China’s unqualified support to Pakistan has also been a cause of concern for India. It has allowed Pakistan to raise its stakes against our country. India has strong reservations about the China-Pakistan Economic Corridor (CPEC) passing through Pakistan Occupied Kashmir, which is part of China’s multi-billion-dollar project ~ BRI. India’s attempt to get Masood Azhar designated as an international terrorist by the United Nations has constantly been vetoed by China.

China has its own reasons to be frustrated with India. India’s asylum to the 14th Dalai Lama is not viewed very kindly by Beijing. India’s growing proximity with the US and the coalescing of this association with Japan and Australia with a view to ensure freedom of navigation in the South China Sea irks China. It is in this background that this informal summit took place at the initiative of Mr Modi.

In spite of these hiccups, there are several areas in which India and China can benefit by maintaining cordial relations. China is India’s biggest trading partner and runs a considerable balance of trade surplus with India at around $ 50 billion.

India has expressed its discomfort at this skewed trade relationship and China has expressed its willingness to address the issue. With labour costs rising in China, a lot of low value-addition manufacturing will become internationally uncompetitive. India can benefit from this by insisting that Indian MSME clusters be made part of Chinese global supply chain.

The second leg of achieving a trade balance can be higher exports of agricultural, pharmaceutical goods and IT services. India must insist that tariff and non-tariff barriers do not stultify the export of products and services in these categories. India should also insist on local production of Chinese imports to bring down the trade deficit. Such a shift in manufacturing will also complement the government’s ‘Make in India’ initiative.
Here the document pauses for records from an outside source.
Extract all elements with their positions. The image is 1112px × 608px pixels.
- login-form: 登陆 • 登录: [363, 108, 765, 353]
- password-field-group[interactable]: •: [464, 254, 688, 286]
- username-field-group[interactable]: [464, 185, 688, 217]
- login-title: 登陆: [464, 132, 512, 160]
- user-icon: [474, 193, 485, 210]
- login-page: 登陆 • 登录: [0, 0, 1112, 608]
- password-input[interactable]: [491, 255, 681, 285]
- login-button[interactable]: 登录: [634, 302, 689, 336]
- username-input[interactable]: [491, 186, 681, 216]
India also stands to benefit if it can attract foreign direct investment (FDI) from China. According to the RBI’s provisional figures for 2016-17, FDI received from China was a mere $198 million, whereas the total FDI received that year was $36.32 billion.

According to the World Investment Report 2017, in 2016 China was the second largest source of outward FDI, valued at $183 billion. China as a source of FDI is virtually untapped. FDI from China can materialise in the Railways, power, fintech and infrastructure sectors, where India needs huge capital investments.

India can also work with China in such areas as energy security, water security and climate-change. Indian and Chinese interests converge on the issue of energy security, as both are dependent on foreign sources for fossil fuels. China can also help in developing our renewable energy sector.

The gains to China from a cordial relationship with India are also considerable. As China prospers it will need outlets for its capital. India, with its vast market, can be one of the attractive opportunities. China’s ambitious BRI project cannot be truly successful without the participation of India.

The armies of India and China on 1 May held a Border Personnel Meeting (BPM) at Chusul, Ladakh, during which both sides resolved to maintain peace and tranquillity along the Line of Actual Control, besides agreeing to work on additional confidence-building measures (CBM).

It was the first such meeting after Mr Modi and President Xi held the informal summit. Both agreed to strengthen strategic communications between the two sides on security-related issues. The deliberations focused on bringing down tension along the disputed borders and ways to bridge the trust deficit.